La Revue Française de Psychanalyse

Freud dans le texte

Freud dans le texte

« INTERPRÉTER ! VOILÀ UN VILAIN MOT. »

La question de l’analyse profane (1926) se présente sous la forme d’entretiens avec un interlocuteur impartial, comme le précise le sous-titre de l’œuvre. Puisqu’il s’agit pour Freud, dans ce texte, de défendre l’exercice de la psychanalyse par des non-médecins, ce que « profane » veut dire, c’est la nature de l’analyse, la méthode elle-même qui se trouve en jeu. Encore et toujours, Freud doit donc préciser en quoi consiste « l’art de l’interprétation » et le démarquer de la suggestion, de l’arbitraire comme de l’application pure et simple d’une formule.
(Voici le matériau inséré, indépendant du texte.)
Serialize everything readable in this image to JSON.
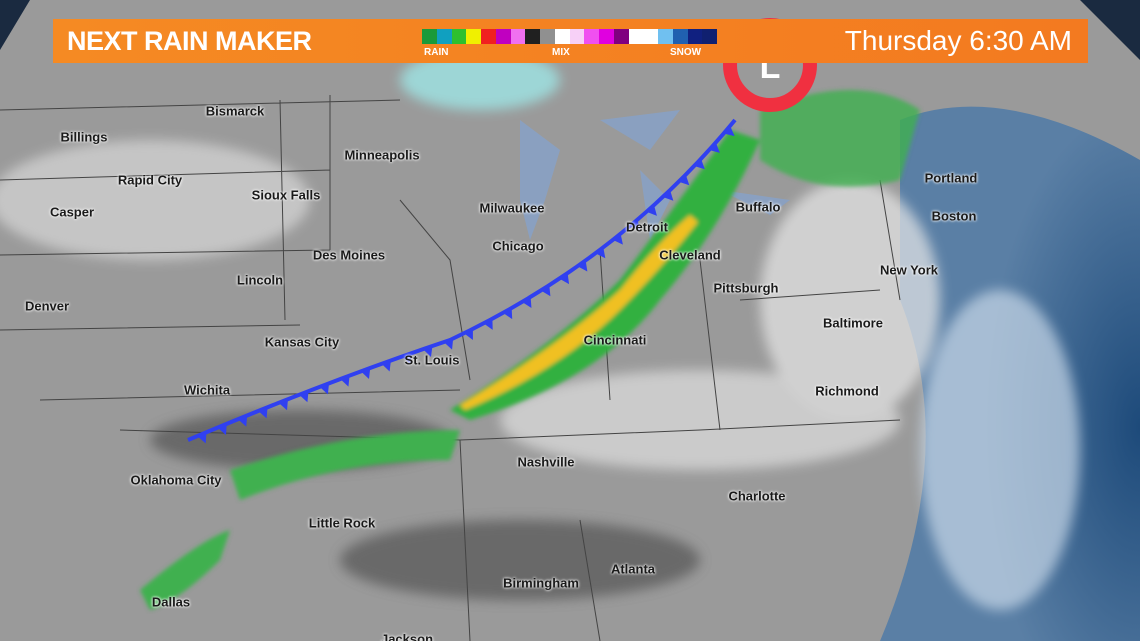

[On fera] l’hypothèse que les communications et les idées incidentes du malade ne sont que des déformations de ce qui est recherché, pour ainsi dire des allusions, à partir desquelles vous avez à deviner ce qui se cache derrière. En un mot, il vous faut commencer par interpréter ce matériel, qu’il s’agisse de souvenirs, d’idées incidentes ou de rêves. Cela se fait naturellement en ne perdant pas de vue les attentes qui, pendant que vous écoutiez, se sont formées en vous grâce à vos connaissances de la chose.
« Interpréter ! Voilà un vilain mot. Je n’aime pas vous entendre parler ainsi, vous m’ôtez toute certitude. Si tout dépend de mon interprétation, qui me garantit que j’interprète correctement ? Tout n’est-il pas alors livré à mon arbitraire? »
Tout doux, ce n’est pas si grave. Pourquoi voulez-vous que vos propres processus animiques fassent exception aux lois que vous reconnaissez pour ceux des autres ? Quand vous aurez acquis une certaine autodiscipline et que vous disposerez de connaissances déterminées, vos interprétations ne seront pas sous l’influence de vos particularités personnelles et elles toucheront juste. Je ne dis pas que pour cette partie de la tâche la personnalité de l’analyste est indifférente. Il entre en ligne de compte une certaine finesse d’oreille pour le refoulé inconscient que tous ne possèdent pas dans la même mesure. Et avant tout, se rattache à cela l’obligation pour l’analyste de se rendre apte, par une analyse personnelle approfondie, à une réception sans préjugés du matériel analytique. Certes, il reste encore quelque chose d’assimilable à l’« équation personnelle » dans les observations astronomiques ; ce facteur individuel jouera toujours un rôle plus grand en psychanalyse que partout ailleurs. […]
Même dans l’art de l’interprétation propre à l’analyse, il y a bien des choses à apprendre, comme s’il s’agissait d’une autre branche du savoir, par exemple tout ce qui est en corrélation avec la présentation indirecte bien spéciale qui est celle des symboles. […]
Vous remarquerez qu’une longue formation à l’école et une longue pratique [sont] encore requises. Quand vous avez trouvé les bonnes interprétations, une nouvelle tâche s’impose. Il vous faut attendre le bon moment pour communiquer votre interprétation au patient avec quelque chance de succès.
« À quoi reconnaît-on chaque fois le bon moment ? »
C’est question de flair, un flair qui peut être considérablement affiné par l’expérience. Vous commettez une faute grave si, dans vos efforts pour abréger l’analyse, vous jetez vos interprétations à la tête du patient dès que vous les avez trouvées. Vous obtenez par là, chez lui, des manifestations de résistance, de récusation, d’indignation, mais vous ne parvenez pas à ce que son moi s’empare du refoulé. Le précepte, c’est d’attendre qu’il en soit suffisamment approché pour que, sous la conduite de l’interprétation que vous proposez, il n’ait plus que quelques pas à faire.

La question de l’analyse profane, trad. fr. J. Altounian, Paris, Gallimard ; OCF.P, XVIII, 1994, p. 43-45.